Ne ki, bu soğuk savaş hareketlenmeye ve yeniden varlık sahasına çıkması bir yana, Korona salgını da bu savaşın yeniden yaygınlık kazanmasında bir pay sahibi olabilmektedir. Amerika’nın Çin-Rusya ile giriştiği ekonomik sürtüşme ve çatışmalardan direk olarak Suriye halkı etkilenmektedir. Bizi ilgilendiren de işin bu tarafıdır. Bu Sezar Yasası'nın uygulanması ile bir kapının yüzlerine açılmasını dört gözle bekleyen Suriyelilerin acıları artmıştır. İlk göstergeler bu yasanın Suriye’nin mücrim rejimi üzerinde çok da etkili olmadığı yönündedir.
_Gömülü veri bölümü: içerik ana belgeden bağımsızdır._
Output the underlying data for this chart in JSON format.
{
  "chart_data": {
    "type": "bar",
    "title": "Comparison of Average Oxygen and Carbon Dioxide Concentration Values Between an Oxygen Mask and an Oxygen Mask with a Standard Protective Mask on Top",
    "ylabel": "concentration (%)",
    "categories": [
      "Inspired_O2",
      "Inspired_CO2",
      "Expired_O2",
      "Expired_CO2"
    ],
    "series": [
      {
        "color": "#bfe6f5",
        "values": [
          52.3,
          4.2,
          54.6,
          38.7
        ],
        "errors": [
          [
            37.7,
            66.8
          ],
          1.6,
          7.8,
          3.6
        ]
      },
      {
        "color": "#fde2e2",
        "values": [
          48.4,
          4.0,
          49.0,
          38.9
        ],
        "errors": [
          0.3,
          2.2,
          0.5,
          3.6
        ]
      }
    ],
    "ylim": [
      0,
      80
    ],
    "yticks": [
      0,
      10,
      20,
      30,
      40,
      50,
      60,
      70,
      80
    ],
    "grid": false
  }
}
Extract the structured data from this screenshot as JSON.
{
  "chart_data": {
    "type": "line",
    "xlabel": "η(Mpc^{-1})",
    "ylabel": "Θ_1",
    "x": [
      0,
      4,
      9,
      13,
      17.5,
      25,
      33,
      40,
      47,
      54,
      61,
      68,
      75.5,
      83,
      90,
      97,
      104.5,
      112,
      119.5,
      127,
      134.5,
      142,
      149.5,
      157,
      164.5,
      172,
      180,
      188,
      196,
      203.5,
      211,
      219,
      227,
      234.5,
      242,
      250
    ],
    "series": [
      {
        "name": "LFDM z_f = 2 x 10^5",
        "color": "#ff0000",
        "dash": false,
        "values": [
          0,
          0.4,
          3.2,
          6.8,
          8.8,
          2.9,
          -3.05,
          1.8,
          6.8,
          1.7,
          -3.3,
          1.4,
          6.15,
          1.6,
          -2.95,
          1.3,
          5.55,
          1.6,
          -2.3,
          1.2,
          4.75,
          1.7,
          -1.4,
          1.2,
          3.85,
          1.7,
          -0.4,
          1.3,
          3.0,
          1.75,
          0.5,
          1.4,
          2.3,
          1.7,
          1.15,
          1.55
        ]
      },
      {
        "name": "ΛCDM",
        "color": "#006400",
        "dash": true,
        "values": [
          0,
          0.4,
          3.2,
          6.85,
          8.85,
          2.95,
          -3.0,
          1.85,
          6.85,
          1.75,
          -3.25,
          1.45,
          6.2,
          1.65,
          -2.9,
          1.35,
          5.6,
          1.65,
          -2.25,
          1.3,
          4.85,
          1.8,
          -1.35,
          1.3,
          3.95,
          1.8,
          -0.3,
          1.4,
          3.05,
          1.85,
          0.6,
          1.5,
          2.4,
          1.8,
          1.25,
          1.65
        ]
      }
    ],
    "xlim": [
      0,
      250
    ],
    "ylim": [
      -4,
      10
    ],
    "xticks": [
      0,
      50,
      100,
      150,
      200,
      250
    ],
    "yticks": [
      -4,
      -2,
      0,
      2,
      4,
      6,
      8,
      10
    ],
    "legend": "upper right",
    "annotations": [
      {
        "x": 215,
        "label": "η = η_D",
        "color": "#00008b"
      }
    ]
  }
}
Bunun yerine, Esad'ın ilan ettiği ve hala sürdürdüğü kirli savaştan tükenmiş olan Suriye halkı olumsuz yönde etkilenmeye başlamıştır.  Öyle ki burada, 50 yıl veya daha fazla bir süreden beridir iktidarı ve ülkeyi gasp eden ahlaksız bir rejim tarafından uygulanan yağma, yolsuzluk ve bozgunculuk vakalarının gölgesinde yaşayan bir halk söz konusudur.

Art arda gelen açıklamalar göstermektedir ki ABD yönetimi Suriye rejimini yerinden etmek istememektedir. Bilakis işlerini yoluna koymak için çaba harcamaktadır. Bu da bizi, politikacıların ve ekonomistlerin uzun zamandır dillendirdiği, “modern dünya tarihinde ekonomik yaptırımların ne Küba ve ne de Irak’ta herhangi bir siyasi sistemi yerinden eden ettiği görülmemiştir” şeklindeki gerçekle yüzleştirmektedir. Aksine gücünü zayıflatacak ve küresel bir dev olan Amerika’nın önünde onu daha da muhtaç bir hale getirecektir.

Aslında, Suriye halkının her açıdan daha fazla acı çekeceği meselesi somut bir gerçeklik olarak ufukta belirmiştir. Suriye gerçekliğindeki köklü değişiklikler, iktidarın el değiştirmesi, otorite değişimi veya siyasi bir geçiş hakkında söylenen her şey, yakın siyasi müzakereden çok uzaktadır. Suriye’de arzulanan değişim yakın bir yerde kapıda değil, hala dillerde dolaşan bir şarkılardadır.